Recent rumours suggest that writer-producer
Eric Kripke (Supernatural) is being considered to mastermind a TV adaptation of
Neil Gaiman's seminal comic-book Sandman, now that Warner Bros TV are chasing the rights from their sister company DC Entertainment. Sandman has been stuck in development hell for many years, once close to becoming a HBO TV series courtesy of
James Mangold (Identity, 3:10 To Yuma), with Gaiman himself involved in its development. There have also been reports that
Matthew Vaughn (Stardust, Kick-Ass) is keen to adapt Sandman into a big-budget movie, despite popular feeling that the long-form TV format is best-suited to the source material. A widespread opinion similarly held for the Watchman adaptation, itself once stuck in development hell until Zack Snyder eventually turned it into a movie (with mixed success).
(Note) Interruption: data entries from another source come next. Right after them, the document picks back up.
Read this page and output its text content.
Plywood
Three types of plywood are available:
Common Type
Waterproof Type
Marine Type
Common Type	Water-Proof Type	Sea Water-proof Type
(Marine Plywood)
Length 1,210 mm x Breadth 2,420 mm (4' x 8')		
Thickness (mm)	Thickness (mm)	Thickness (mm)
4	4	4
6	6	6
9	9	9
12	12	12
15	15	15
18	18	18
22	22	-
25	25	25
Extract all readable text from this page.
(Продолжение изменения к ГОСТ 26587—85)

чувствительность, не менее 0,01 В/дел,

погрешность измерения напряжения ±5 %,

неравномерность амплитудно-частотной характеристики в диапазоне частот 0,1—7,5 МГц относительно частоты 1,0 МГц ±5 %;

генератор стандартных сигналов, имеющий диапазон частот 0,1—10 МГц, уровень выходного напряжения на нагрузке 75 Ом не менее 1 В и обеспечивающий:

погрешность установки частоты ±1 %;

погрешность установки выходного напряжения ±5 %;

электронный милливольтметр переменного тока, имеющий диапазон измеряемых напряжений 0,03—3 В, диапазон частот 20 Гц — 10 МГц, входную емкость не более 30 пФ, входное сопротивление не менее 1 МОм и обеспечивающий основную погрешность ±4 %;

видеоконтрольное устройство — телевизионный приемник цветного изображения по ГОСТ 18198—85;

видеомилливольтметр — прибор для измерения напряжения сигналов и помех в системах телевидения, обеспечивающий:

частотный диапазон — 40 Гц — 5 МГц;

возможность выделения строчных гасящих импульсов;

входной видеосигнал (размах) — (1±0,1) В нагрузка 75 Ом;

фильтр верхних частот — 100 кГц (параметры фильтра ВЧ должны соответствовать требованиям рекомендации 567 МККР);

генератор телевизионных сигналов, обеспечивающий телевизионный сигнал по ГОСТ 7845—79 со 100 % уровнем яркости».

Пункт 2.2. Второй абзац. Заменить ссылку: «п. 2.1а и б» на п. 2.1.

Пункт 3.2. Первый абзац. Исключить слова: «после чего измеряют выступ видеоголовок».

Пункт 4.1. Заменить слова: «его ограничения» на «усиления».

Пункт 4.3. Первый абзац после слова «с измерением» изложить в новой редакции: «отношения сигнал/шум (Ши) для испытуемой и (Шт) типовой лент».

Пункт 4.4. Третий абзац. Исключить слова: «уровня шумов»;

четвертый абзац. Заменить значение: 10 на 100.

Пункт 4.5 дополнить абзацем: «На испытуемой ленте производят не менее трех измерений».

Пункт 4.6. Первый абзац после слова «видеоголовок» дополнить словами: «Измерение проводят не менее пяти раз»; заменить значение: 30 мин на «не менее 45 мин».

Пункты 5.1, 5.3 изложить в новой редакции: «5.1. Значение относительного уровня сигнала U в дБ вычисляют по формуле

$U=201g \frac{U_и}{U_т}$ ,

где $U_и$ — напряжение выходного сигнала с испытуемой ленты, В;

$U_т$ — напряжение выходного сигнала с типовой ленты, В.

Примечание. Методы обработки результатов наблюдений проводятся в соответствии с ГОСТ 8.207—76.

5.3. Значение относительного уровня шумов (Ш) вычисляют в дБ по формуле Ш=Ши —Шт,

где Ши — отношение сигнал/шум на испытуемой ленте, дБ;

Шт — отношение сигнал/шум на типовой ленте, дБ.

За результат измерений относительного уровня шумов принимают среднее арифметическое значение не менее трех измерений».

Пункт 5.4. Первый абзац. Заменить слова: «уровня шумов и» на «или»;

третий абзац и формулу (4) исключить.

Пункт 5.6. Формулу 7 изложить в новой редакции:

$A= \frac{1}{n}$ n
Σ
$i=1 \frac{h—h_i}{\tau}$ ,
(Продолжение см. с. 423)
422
For the uninitiated, Sandman was a 75-issue critically-acclaimed comic-book serial that ran from 1989 till 1996, focusing on the anthropomorphic character of Dream (aka Morpheus); a deity summoned and captured by occultists, then imprisoned for 70 years, before escaping into the modern-day to plot his revenge and rebuild his dilapidated kingdom. Are you keen to see Sandman make it to the small-screen? Is Kripke the man for the job? Do you agree that Sandman would make a better TV series than it would a movie? Or does the material scream out for a visionary filmmaker's touch?